When George W. Bush came into office and promulgated tax cuts, easy money, and loose regulation of Wall Street, the switch was flicked. Supply-siders and Republicans were quick to ascribe any gains in the economy and the market directly to the president. It was the Bush Boom, as Jerry Bowyer argued in a 2003 book. Or “The Greatest Story Never Told,” as Larry Kudlow put it in National Review in 2006. But the boom was followed by a crash. In the eight years of George W. Bush’s presidency, the S&P 500 returned less than nothing.
Was this a judgment on the efficacy of Bush’s tenure? Of course not. The Wall Street Journal op-ed page and Republicans absolved Bush of all blame—how absurd to think a president has anything to do with the markets! They blamed the Federal Reserve, the Community Reinvestment Act, Barney Frank, subprime lenders.
You know what’s coming next. President Obama inherited an economy and stock market in free fall. Under his tenure, the market bottomed and then enjoyed an extraordinary resurgence. Between March 2009 and Nov. 8, 2016, the S&P 500 nearly tripled. The stimulus package, the bailouts, the Affordable Care Act, the appointment of Janet Yellen. Republicans assured us that every one of these steps would mean disaster for the markets and the economy. By and large, however, these moves worked. And the policies of aggressively guaranteeing every financial asset in existence proved to be a particular boon to banks. In fact, the Obama-era bull market and reflation enabled Steve Mnuchin to mint his fortune on One West.
Of course, throughout the Obama years, Republicans and right-leaning market analysts steadfastly refused to mark the Obama presidency to the market, or vice-versa. The stock market was rising because interest rates were low, because it was all a giant bubble, because companies were brilliant at finding new ways to profit, because of Silicon Valley innovation. How absurd to think that the stock market is some kind of report card on the president!
And here we are again. Never mind the immense gains in the stock market over the last eight years, or the eight years of economic expansion, or the record string of monthly job gains. Now that there’s a Republican in the White House again, Mnuchin’s simple-minded analysis goes, we’re really going to have prosperity. And it will all be due to the brilliance of the 45th president.

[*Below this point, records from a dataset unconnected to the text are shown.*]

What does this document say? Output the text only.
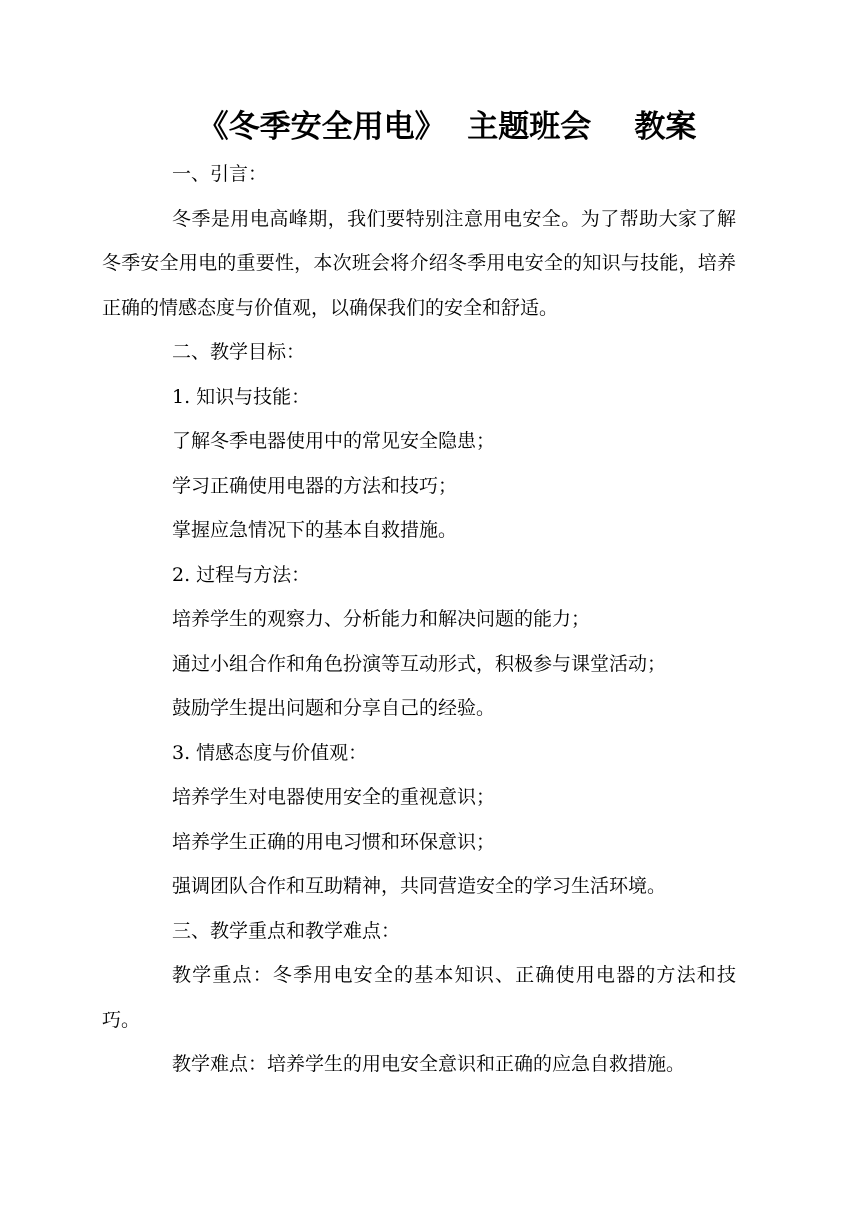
《冬季安全用电》  主题班会    教案

一、引言：

冬季是用电高峰期，我们要特别注意用电安全。为了帮助大家了解冬季安全用电的重要性，本次班会将介绍冬季用电安全的知识与技能，培养正确的情感态度与价值观，以确保我们的安全和舒适。

二、教学目标：

1. 知识与技能：

了解冬季电器使用中的常见安全隐患；

学习正确使用电器的方法和技巧；

掌握应急情况下的基本自救措施。

2. 过程与方法：

培养学生的观察力、分析能力和解决问题的能力；

通过小组合作和角色扮演等互动形式，积极参与课堂活动；

鼓励学生提出问题和分享自己的经验。

3. 情感态度与价值观：

培养学生对电器使用安全的重视意识；

培养学生正确的用电习惯和环保意识；

强调团队合作和互助精神，共同营造安全的学习生活环境。

三、教学重点和教学难点：

教学重点：冬季用电安全的基本知识、正确使用电器的方法和技巧。

教学难点：培养学生的用电安全意识和正确的应急自救措施。
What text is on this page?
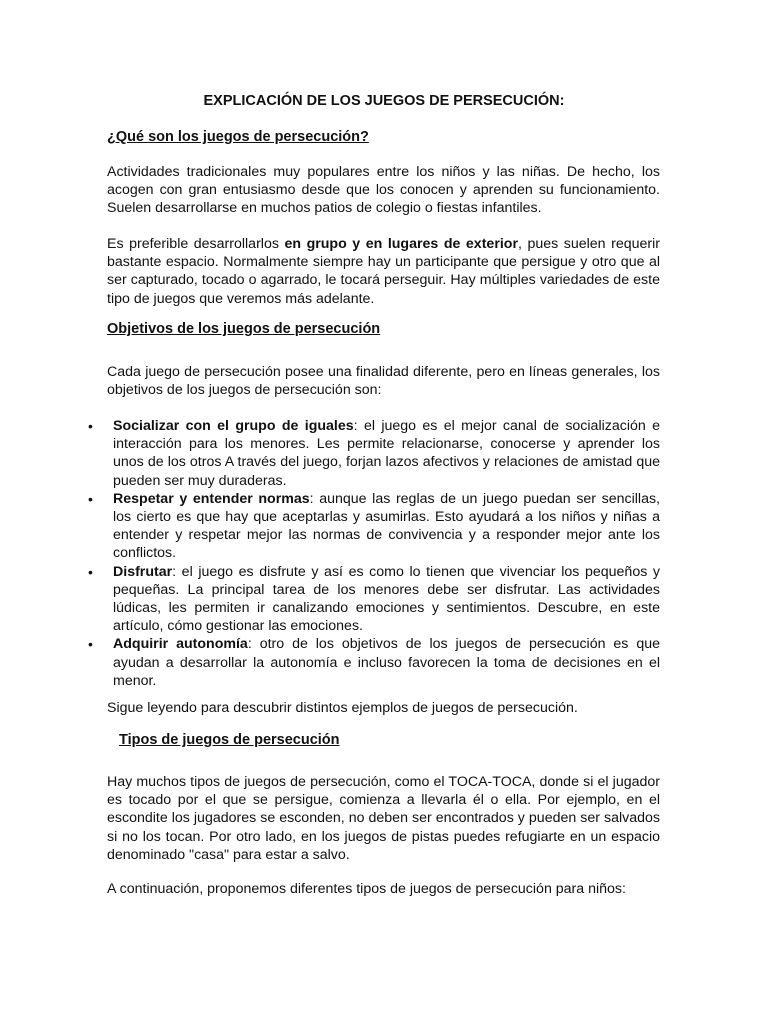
EXPLICACIÓN DE LOS JUEGOS DE PERSECUCIÓN:
¿Qué son los juegos de persecución?
Actividades tradicionales muy populares entre los niños y las niñas. De hecho, los acogen con gran entusiasmo desde que los conocen y aprenden su funcionamiento. Suelen desarrollarse en muchos patios de colegio o fiestas infantiles.
Es preferible desarrollarlos en grupo y en lugares de exterior, pues suelen requerir bastante espacio. Normalmente siempre hay un participante que persigue y otro que al ser capturado, tocado o agarrado, le tocará perseguir. Hay múltiples variedades de este tipo de juegos que veremos más adelante.
Objetivos de los juegos de persecución
Cada juego de persecución posee una finalidad diferente, pero en líneas generales, los objetivos de los juegos de persecución son:
• Socializar con el grupo de iguales: el juego es el mejor canal de socialización e interacción para los menores. Les permite relacionarse, conocerse y aprender los unos de los otros A través del juego, forjan lazos afectivos y relaciones de amistad que pueden ser muy duraderas.
• Respetar y entender normas: aunque las reglas de un juego puedan ser sencillas, los cierto es que hay que aceptarlas y asumirlas. Esto ayudará a los niños y niñas a entender y respetar mejor las normas de convivencia y a responder mejor ante los conflictos.
• Disfrutar: el juego es disfrute y así es como lo tienen que vivenciar los pequeños y pequeñas. La principal tarea de los menores debe ser disfrutar. Las actividades lúdicas, les permiten ir canalizando emociones y sentimientos. Descubre, en este artículo, cómo gestionar las emociones.
• Adquirir autonomía: otro de los objetivos de los juegos de persecución es que ayudan a desarrollar la autonomía e incluso favorecen la toma de decisiones en el menor.
Sigue leyendo para descubrir distintos ejemplos de juegos de persecución.
Tipos de juegos de persecución
Hay muchos tipos de juegos de persecución, como el TOCA-TOCA, donde si el jugador es tocado por el que se persigue, comienza a llevarla él o ella. Por ejemplo, en el escondite los jugadores se esconden, no deben ser encontrados y pueden ser salvados si no los tocan. Por otro lado, en los juegos de pistas puedes refugiarte en un espacio denominado "casa" para estar a salvo.
A continuación, proponemos diferentes tipos de juegos de persecución para niños:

Marking your reputation—or company value or success or presidency—to the market is a really good idea when markets are booming. Those in charge are eager to claim credit for the valuations they get at the top. But the minute the market plummets, marking to market doesn’t sound like such a good idea. In fact, during the financial crisis, right-wingers suggested we should just suspend mark-to-market accounting to spare Wall Street banks from the carnage.
The minute the markets turn south, I would fully expect Steven Mnuchin to suggest that we do the same with regard to President Trump.